Testimonianze dal presente nel nuovo numero de L’Ippogrifo
Pordenone
E’ uscito il nuovo numero de L’Ippogrifo, interviste e foto per provare a capire il presente, con focus di Pierluigi Di Piazza sulla comunità, Lucio Schittar sulla salute mentale, Piervincenzo Di Terlizzi sulla scuola, e molti altri… Qui l’editoriale di Francesco Stoppa.
NON CI SONO PIÙ LE STAGIONI
È sempre con un certo ritardo che l’uomo prende consapevolezza di sé e matura un sapere sufficientemente oggettivo e non meramente emozionale di quanto vive, agisce o subisce. Se questo è vero per ogni periodo storico, lo è in maniera particolare, forse inedita, per il nostro. Al punto di ritrovarci spiazzati davanti a una domanda come «In che epoca viviamo?».
Abbiamo sospeso la dialettica che collega o disgiunge le epoche, inchiodati come siamo a un presente infinito che ci ha disabilitati dal senso, dal gusto stesso della storia. Il passato si è monumentalizzato, spettacolarizzato in eventi rievocativi, celebrazioni postume, Giornate della memoria. Del futuro, nessuna traccia se non un epidermico ma persistente timore – alibi perfetto per votarsi senza alcun senso di colpa all’esclusiva cura di sé (il tutto, naturalmente, in nome di quell’inalienabile bisogno alla privacy degno di comparire nella Carta dei diritti dell’Uomo).
È pur vero che il passo della storia è cambiato: da marcia graduale e incerta, che poteva e doveva contemplare soste e intermittenze, momenti d’attesa e dilazioni, ha assunto la falcata di un centometrista, idealmente teso a ridurre al minimo, a un flash, lo spazio e il tempo che lo separano dalla sua meta.

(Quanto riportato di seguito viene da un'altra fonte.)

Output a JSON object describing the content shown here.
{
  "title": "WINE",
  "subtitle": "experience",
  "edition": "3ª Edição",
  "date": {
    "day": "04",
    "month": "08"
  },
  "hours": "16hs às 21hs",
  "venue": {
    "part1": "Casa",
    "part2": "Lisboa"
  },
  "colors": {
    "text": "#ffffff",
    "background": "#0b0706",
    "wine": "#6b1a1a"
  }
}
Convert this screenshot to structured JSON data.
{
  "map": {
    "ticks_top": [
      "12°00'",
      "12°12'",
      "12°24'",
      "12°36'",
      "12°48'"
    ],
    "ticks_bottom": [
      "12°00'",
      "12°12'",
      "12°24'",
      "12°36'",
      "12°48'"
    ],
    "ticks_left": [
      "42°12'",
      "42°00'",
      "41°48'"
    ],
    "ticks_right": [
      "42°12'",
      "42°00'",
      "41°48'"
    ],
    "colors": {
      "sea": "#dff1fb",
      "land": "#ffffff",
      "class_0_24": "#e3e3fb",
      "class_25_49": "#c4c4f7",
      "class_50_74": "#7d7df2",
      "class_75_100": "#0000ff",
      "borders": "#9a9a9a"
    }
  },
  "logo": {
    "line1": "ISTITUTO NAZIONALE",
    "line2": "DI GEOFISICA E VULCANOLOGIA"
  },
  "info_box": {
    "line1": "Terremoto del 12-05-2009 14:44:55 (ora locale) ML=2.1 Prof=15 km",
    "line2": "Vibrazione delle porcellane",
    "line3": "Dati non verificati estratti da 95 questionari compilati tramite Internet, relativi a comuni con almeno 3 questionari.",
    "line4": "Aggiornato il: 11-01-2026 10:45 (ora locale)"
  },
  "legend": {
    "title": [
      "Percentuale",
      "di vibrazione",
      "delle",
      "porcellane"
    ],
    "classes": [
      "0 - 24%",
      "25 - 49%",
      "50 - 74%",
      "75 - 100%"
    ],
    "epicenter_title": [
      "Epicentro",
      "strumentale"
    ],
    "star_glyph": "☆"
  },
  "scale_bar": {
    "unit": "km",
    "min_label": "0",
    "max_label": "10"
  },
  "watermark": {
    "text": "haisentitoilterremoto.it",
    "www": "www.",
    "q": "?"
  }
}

Gli eventi, i vissuti, le stimolazioni – ma anche i valori, le mode, gli ideali – si affastellano, si compenetrano l’un l’altro fino a rendersi intercambiabili e a confondersi in un melting pot di identità e appartenenze. La simultaneità e la rapidità delle cose che vediamo o tocchiamo, delle esperienze che facciamo, hanno sconvolto l’antico e più articolato ritmo dell’esistenza. Quindi, come non ci sono più stagioni e in generale i mutamenti climatici sono incredibilmente riscontrabili all’interno di un solo passaggio generazionale, così appaiono sfumati i confini e la consistenza stessa della nostra epoca.
La freccia ferma è un titolo che abbiamo rubato a un grande psicoanalista purtroppo precocemente e ormai da tempo scomparso, Elvio Fachinelli. A noi ha evocato la freccia della storia sospesa, oggi, a un laconico «life is now» orfano di miti e di promesse, ma ha anche ispirato questo nostro tentativo – certamente difettuale e zoppicante – di narrare, fotografare, offrire testimonianze, per quanto parziali, del nostro nebuloso ma chissà, forse non così spento presente.
Sapendo che solo domani, con necessario ritardo, qualcun altro potrà dirne una parola più precisa.